2) Get oil change taken care of

3) Catch up on e-mail

4) Call the electric company and ask about that overcharge

5) Call the phone company and ask about that overcharge

6) Call the cable company and ask why I was billed for “Naughty Night School Teachers Part 3: Conference Period”

And so forth.  As with the 15-minute rule, sometimes just getting started is the challenge, and the rest is easier once you commit.

Anyhow, those are two motivational tips which I hope you find helpful.  Just being able to identify which category a task falls into is important, too.  Now I’m going to head to the gym.  See you in 15 minutes.

January 3, 2011

#2) Learning From Idiots, Part 2: Craigslist and New Year’s Eve

Like many people, I have had a love-hate relationship with Craigslist over the last few years.  I am almost embarrassed to say it, but I have used the site for many purposes, including but not limited to: finding music students, finding band members, finding living situations, getting attention for my blogs (such as http://www.nobodyhikesinla.com), selling things and, during my last stint as a single man, ill-fated attempts at dating.

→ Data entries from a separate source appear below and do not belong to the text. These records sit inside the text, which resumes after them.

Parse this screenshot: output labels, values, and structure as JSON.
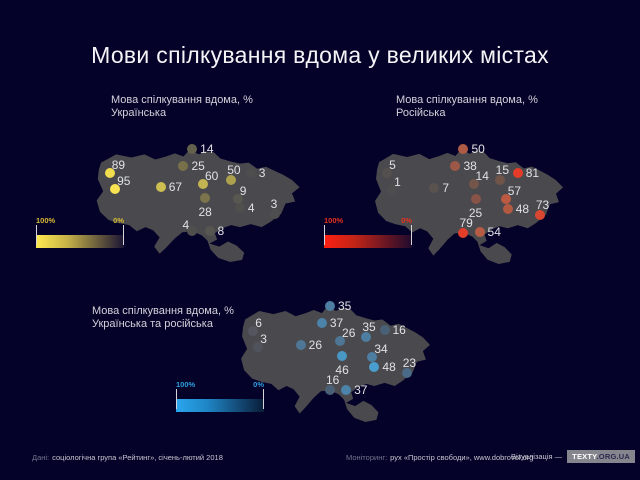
{
  "title": "Мови спілкування вдома у великих містах",
  "chart_data": {
    "type": "map",
    "map_fill": "#4a4a4e",
    "note": "Three dot maps of Ukraine; dot color encodes % value on each legend scale",
    "shared_dot_positions": [
      {
        "x": 48,
        "y": 10.5
      },
      {
        "x": 44,
        "y": 23.5
      },
      {
        "x": 10,
        "y": 29.5
      },
      {
        "x": 12.5,
        "y": 42
      },
      {
        "x": 33.5,
        "y": 40.5
      },
      {
        "x": 53,
        "y": 37.5
      },
      {
        "x": 66,
        "y": 34.5
      },
      {
        "x": 75,
        "y": 29
      },
      {
        "x": 69,
        "y": 49.5
      },
      {
        "x": 54,
        "y": 49
      },
      {
        "x": 70,
        "y": 57
      },
      {
        "x": 86,
        "y": 61.5
      },
      {
        "x": 48,
        "y": 75
      },
      {
        "x": 56,
        "y": 74.5
      }
    ],
    "maps": [
      {
        "subtitle_line1": "Мова спілкування вдома, %",
        "subtitle_line2": "Українська",
        "legend": {
          "left_label": "100%",
          "right_label": "0%",
          "label_color": "#d9ba34",
          "from": "#ffe94f",
          "mid": "#c7b348",
          "to": "#1a1434"
        },
        "dots": [
          {
            "value": 14,
            "color": "#63614d",
            "label_side": "r"
          },
          {
            "value": 25,
            "color": "#777049",
            "label_side": "r"
          },
          {
            "value": 89,
            "color": "#f2dd4e",
            "label_side": "tr"
          },
          {
            "value": 95,
            "color": "#f8e452",
            "label_side": "tr"
          },
          {
            "value": 67,
            "color": "#cdbe52",
            "label_side": "r"
          },
          {
            "value": 60,
            "color": "#c2b451",
            "label_side": "tr"
          },
          {
            "value": 50,
            "color": "#ada14e",
            "label_side": "t"
          },
          {
            "value": 3,
            "color": "#4e4e4e",
            "label_side": "r"
          },
          {
            "value": 9,
            "color": "#585750",
            "label_side": "tr"
          },
          {
            "value": 28,
            "color": "#7c744c",
            "label_side": "b"
          },
          {
            "value": 4,
            "color": "#504f4e",
            "label_side": "r"
          },
          {
            "value": 3,
            "color": "#4e4e4e",
            "label_side": "t"
          },
          {
            "value": 4,
            "color": "#504f4e",
            "label_side": "tl"
          },
          {
            "value": 8,
            "color": "#575550",
            "label_side": "r"
          }
        ]
      },
      {
        "subtitle_line1": "Мова спілкування вдома, %",
        "subtitle_line2": "Російська",
        "legend": {
          "left_label": "100%",
          "right_label": "0%",
          "label_color": "#e8301e",
          "from": "#ff2012",
          "mid": "#c22417",
          "to": "#1f0b2e"
        },
        "dots": [
          {
            "value": 50,
            "color": "#ae5a44",
            "label_side": "r"
          },
          {
            "value": 38,
            "color": "#9d5848",
            "label_side": "r"
          },
          {
            "value": 5,
            "color": "#55504f",
            "label_side": "tr"
          },
          {
            "value": 1,
            "color": "#4e4d4e",
            "label_side": "tr"
          },
          {
            "value": 7,
            "color": "#5a524e",
            "label_side": "r"
          },
          {
            "value": 14,
            "color": "#735549",
            "label_side": "tr"
          },
          {
            "value": 15,
            "color": "#70544a",
            "label_side": "t"
          },
          {
            "value": 81,
            "color": "#e43c28",
            "label_side": "r"
          },
          {
            "value": 57,
            "color": "#bc5a41",
            "label_side": "tr"
          },
          {
            "value": 25,
            "color": "#885447",
            "label_side": "b"
          },
          {
            "value": 48,
            "color": "#b25942",
            "label_side": "r"
          },
          {
            "value": 73,
            "color": "#d94730",
            "label_side": "t"
          },
          {
            "value": 79,
            "color": "#e33e29",
            "label_side": "t"
          },
          {
            "value": 54,
            "color": "#b75c44",
            "label_side": "r"
          }
        ]
      },
      {
        "subtitle_line1": "Мова спілкування вдома, %",
        "subtitle_line2": "Українська та російська",
        "legend": {
          "left_label": "100%",
          "right_label": "0%",
          "label_color": "#2f9fdf",
          "from": "#2aa6ee",
          "mid": "#1f86c6",
          "to": "#0a1c38"
        },
        "dots": [
          {
            "value": 35,
            "color": "#4d7ea2",
            "label_side": "r"
          },
          {
            "value": 37,
            "color": "#4c83a9",
            "label_side": "r"
          },
          {
            "value": 6,
            "color": "#54565f",
            "label_side": "tr"
          },
          {
            "value": 3,
            "color": "#51535c",
            "label_side": "tr"
          },
          {
            "value": 26,
            "color": "#4f7795",
            "label_side": "r"
          },
          {
            "value": 26,
            "color": "#4f7795",
            "label_side": "tr"
          },
          {
            "value": 35,
            "color": "#4d7ea2",
            "label_side": "t"
          },
          {
            "value": 16,
            "color": "#4a6076",
            "label_side": "r"
          },
          {
            "value": 34,
            "color": "#4d7da1",
            "label_side": "tr"
          },
          {
            "value": 46,
            "color": "#4997c5",
            "label_side": "b"
          },
          {
            "value": 48,
            "color": "#4a9ecf",
            "label_side": "r"
          },
          {
            "value": 23,
            "color": "#4a6a87",
            "label_side": "t"
          },
          {
            "value": 16,
            "color": "#4a6076",
            "label_side": "t"
          },
          {
            "value": 37,
            "color": "#4c83a9",
            "label_side": "r"
          }
        ]
      }
    ]
  },
  "footer": {
    "data_label": "Дані:",
    "data_value": "соціологічна група «Рейтинг», січень-лютий 2018",
    "monitoring_label": "Моніторинг:",
    "monitoring_value": "рух «Простір свободи», www.dobrovol.org",
    "visualization_label": "Візуалізація —",
    "badge_primary": "TEXTY",
    "badge_secondary": ".ORG.UA"
  }
}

Users of Craigslist – and I am sure there are more of you reading this than would like to admit it – are familiar with the site’s policy on “flagging” posts.  If a user finds a certain post offensive, they can flag it, and if enough people do so the site will take down the post.  I have had a few of mine taken down over the years, for one reason or another.

Now, I’m not going where you may think with this.  I understand why Craigslist has the policy: They want to prevent internet scams, offensive posts and the like.  I also understand that as a small company, CL does not have the resources to look deeply into each case of flagging and see which are justified and which aren’t.  And lastly, I know that any site that provides a free service will attract individuals who abuse it–for themselves, or others.

What I do find interesting is not that a certain individual found two of my posts promoting http://www.nobodyhikesinla.com to be upsetting enough to flag, but the timing of said flagging: shortly after midnight on Saturday, January 1st, 2011.  Both of the posts had been originally placed on the 30th, so the flagger had to dig pretty deep to find them.

I’m not here to editorialize about what kind of person spends New Years’ Eve going through Craigslist and flagging posts (although the title of this post might be considered to be editorializing).  However, as near as I can calculate it, at the time the flagger was saving Craigslist from http://www.nobodyhikesinla.com, I was having really good sex with my girlfriend (leather boots were involved).  Somehow, that sort of thing makes flagging other peoples’ posts less exciting.

Then again, I should add that I’m a little bit envious of my flagger.  I wish that my biggest problem was what people posted on Craigslist.  I also should give him props – after all, he (or she) inspired me to write a 400-word-plus blog post about it.  And since you just read the post, you too, faithful readers, have been influenced by this nameless soul somewhere in cyberspace.

January 2, 2011

#1) Learning From Idiots, Part One

I was listening to “Coast to Coast”, a night-time AM radio program which frequently discusses subject matter such as alien abductions, government conspiracies, chemical trails in the sky and more.  The host read an email he had received from a listener who wanted the program to sponsor his building a time machine.  In exchange, he promised to give the show a shout-out when he arrived in the future.

I have to say, as funny as that letter may have been, it did get me thinking.  What if we could all go through life like that?  What if we all believed that everything was possible, and had no fear of rejection?  What if we just asked for what we wanted?

There’s more to this idea than just hippie, heads-in-the-clouds idealism.  In Tim Ferriss’s “The 4-Hour Work Week”, he puts forth the theory that goals that seem unachievable can actually be easier: you are more likely to work harder for something that truly excites you, and you will probably have less competition, because many people are prone to settling.

So does this mean that I will sponsor the time-machine builder?  Probably not. But I do wish him the best of luck on his endeavor, and I tip my cap to him for refusing to let the world stop him from asking for what he wants.